Some Sileni of the throng sat on benches and hay-trusses by the wall;

and one of them recognized her. "The maids don't think it respectable to dance at The Flower-de-Luce,"

he explained. "They don't like to let everybody see which be their

fancy-men. Besides, the house sometimes shuts up just when their

jints begin to get greased. So we come here and send out for

liquor."

"But when be any of you going home?" asked Tess with some anxiety.

"Now--a'most directly. This is all but the last jig." She waited.

The reel drew to a close, and some of the party were in

the mind of starting. But others would not, and another dance was

formed. This surely would end it, thought Tess. But it merged in

yet another. She became restless and uneasy; yet, having waited so

long, it was necessary to wait longer; on account of the fair the

roads were dotted with roving characters of possibly ill intent; and,

though not fearful of measurable dangers, she feared the unknown.

Had she been near Marlott she would have had less dread.

"Don't ye be nervous, my dear good soul," expostulated, between his

coughs, a young man with a wet face and his straw hat so far back

upon his head that the brim encircled it like the nimbus of a saint.

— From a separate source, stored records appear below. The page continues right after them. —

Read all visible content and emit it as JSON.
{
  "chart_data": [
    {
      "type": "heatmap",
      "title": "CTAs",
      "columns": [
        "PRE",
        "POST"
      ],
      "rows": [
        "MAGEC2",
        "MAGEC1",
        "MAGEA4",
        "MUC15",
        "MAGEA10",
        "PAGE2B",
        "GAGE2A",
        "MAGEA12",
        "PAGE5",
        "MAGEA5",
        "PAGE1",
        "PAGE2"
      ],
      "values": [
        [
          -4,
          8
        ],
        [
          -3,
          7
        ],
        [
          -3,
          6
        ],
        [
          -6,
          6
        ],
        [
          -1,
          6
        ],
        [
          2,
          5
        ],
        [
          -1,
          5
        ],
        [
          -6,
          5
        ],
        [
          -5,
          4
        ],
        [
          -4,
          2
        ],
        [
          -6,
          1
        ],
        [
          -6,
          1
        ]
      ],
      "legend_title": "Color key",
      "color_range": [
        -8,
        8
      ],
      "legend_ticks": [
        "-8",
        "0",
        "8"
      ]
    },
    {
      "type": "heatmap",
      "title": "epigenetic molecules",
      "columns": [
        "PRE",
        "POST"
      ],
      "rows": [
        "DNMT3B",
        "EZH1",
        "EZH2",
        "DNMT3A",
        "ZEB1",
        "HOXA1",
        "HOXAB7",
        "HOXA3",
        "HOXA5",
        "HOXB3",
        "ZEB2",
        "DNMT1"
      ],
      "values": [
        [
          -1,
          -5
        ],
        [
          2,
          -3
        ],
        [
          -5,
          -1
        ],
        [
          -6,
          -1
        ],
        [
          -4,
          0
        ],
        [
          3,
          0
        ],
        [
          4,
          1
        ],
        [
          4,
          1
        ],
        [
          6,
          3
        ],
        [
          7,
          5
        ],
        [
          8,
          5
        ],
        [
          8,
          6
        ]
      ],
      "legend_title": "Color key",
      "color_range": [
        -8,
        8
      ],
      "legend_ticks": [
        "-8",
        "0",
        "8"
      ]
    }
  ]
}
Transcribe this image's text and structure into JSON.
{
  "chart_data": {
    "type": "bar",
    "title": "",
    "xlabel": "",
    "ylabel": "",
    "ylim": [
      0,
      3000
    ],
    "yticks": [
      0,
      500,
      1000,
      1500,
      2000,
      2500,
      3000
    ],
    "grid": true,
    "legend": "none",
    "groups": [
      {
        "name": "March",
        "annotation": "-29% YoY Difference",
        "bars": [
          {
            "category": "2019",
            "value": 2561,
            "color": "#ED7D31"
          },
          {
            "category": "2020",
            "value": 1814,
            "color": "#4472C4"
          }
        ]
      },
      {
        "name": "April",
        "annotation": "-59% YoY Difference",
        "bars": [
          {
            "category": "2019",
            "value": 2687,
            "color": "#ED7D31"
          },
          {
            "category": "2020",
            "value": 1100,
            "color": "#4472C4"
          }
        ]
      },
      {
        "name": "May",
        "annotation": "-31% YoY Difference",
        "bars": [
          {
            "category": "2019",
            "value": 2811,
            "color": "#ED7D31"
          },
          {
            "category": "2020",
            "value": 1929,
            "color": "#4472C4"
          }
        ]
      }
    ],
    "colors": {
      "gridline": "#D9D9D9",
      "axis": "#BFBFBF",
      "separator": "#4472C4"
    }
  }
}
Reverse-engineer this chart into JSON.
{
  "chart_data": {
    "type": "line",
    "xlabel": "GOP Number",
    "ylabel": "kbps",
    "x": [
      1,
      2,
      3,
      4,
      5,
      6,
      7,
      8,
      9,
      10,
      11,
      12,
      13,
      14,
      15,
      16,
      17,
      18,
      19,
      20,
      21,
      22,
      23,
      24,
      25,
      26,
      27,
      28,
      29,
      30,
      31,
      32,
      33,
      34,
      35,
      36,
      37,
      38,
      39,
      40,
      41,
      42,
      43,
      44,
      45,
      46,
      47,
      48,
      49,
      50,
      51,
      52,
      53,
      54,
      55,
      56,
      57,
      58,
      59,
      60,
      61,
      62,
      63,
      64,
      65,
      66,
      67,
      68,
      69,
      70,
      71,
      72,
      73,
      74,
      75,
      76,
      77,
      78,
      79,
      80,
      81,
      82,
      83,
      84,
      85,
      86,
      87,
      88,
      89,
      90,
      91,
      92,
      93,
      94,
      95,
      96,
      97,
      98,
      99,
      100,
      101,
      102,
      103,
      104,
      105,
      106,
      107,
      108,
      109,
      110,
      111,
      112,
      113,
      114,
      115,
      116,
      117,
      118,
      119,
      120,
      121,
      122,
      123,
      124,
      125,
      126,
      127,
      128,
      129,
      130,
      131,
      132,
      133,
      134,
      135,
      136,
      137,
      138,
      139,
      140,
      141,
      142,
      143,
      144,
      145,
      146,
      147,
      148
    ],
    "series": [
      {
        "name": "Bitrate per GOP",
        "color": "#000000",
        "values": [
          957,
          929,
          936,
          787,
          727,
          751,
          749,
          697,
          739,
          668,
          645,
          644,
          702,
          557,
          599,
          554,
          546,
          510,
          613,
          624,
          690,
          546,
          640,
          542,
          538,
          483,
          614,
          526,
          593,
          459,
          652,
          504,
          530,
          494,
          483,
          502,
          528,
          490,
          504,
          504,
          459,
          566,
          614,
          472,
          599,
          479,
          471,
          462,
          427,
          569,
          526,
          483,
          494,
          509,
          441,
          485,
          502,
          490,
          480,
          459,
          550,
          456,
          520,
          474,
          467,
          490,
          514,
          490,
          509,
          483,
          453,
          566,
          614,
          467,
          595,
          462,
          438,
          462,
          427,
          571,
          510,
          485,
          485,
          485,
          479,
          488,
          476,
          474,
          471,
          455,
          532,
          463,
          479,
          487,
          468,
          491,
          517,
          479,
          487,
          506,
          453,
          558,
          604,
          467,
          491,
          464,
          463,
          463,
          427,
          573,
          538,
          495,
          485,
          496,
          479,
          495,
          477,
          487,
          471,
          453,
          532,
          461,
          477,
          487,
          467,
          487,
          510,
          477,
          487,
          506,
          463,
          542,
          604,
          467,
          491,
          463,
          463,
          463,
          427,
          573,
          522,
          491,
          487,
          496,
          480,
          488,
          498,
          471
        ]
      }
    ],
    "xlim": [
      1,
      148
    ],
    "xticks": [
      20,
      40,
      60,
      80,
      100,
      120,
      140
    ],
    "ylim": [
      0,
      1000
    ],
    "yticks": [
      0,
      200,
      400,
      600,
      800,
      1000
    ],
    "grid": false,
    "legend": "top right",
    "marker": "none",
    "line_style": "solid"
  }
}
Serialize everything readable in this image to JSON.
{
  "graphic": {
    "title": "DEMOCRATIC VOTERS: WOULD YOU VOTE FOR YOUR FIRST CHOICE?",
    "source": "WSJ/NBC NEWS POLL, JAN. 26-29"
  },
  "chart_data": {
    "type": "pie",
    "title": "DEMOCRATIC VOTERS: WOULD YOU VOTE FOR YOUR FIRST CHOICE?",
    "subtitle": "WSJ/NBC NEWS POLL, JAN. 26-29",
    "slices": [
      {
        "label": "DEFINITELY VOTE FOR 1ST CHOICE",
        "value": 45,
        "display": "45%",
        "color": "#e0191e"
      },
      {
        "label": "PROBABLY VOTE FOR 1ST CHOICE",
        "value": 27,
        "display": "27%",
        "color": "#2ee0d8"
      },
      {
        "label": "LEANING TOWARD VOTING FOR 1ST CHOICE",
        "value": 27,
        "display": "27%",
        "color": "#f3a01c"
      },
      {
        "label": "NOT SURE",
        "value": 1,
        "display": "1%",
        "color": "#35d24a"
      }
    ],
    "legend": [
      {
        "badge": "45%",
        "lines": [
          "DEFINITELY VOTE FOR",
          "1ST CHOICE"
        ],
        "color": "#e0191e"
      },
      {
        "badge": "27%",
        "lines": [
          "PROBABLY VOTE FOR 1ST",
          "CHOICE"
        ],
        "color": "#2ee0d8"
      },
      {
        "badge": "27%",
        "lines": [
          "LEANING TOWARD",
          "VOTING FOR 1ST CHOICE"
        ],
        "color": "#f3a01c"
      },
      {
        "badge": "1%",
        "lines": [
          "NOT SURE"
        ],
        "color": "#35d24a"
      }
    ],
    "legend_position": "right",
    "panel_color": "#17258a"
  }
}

"What's yer hurry? To-morrow is Sunday, thank God, and we can sleep

it off in church-time. Now, have a turn with me?"

She did not abhor dancing, but she was not going to dance here. The

movement grew more passionate: the fiddlers behind the luminous

pillar of cloud now and then varied the air by playing on the wrong

side of the bridge or with the back of the bow. But it did not

matter; the panting shapes spun onwards.

They did not vary their partners if their inclination were to stick

to previous ones. Changing partners simply meant that a satisfactory

choice had not as yet been arrived at by one or other of the pair,

and by this time every couple had been suitably matched. It was then

that the ecstasy and the dream began, in which emotion was the matter

of the universe, and matter but an adventitious intrusion likely to

hinder you from spinning where you wanted to spin.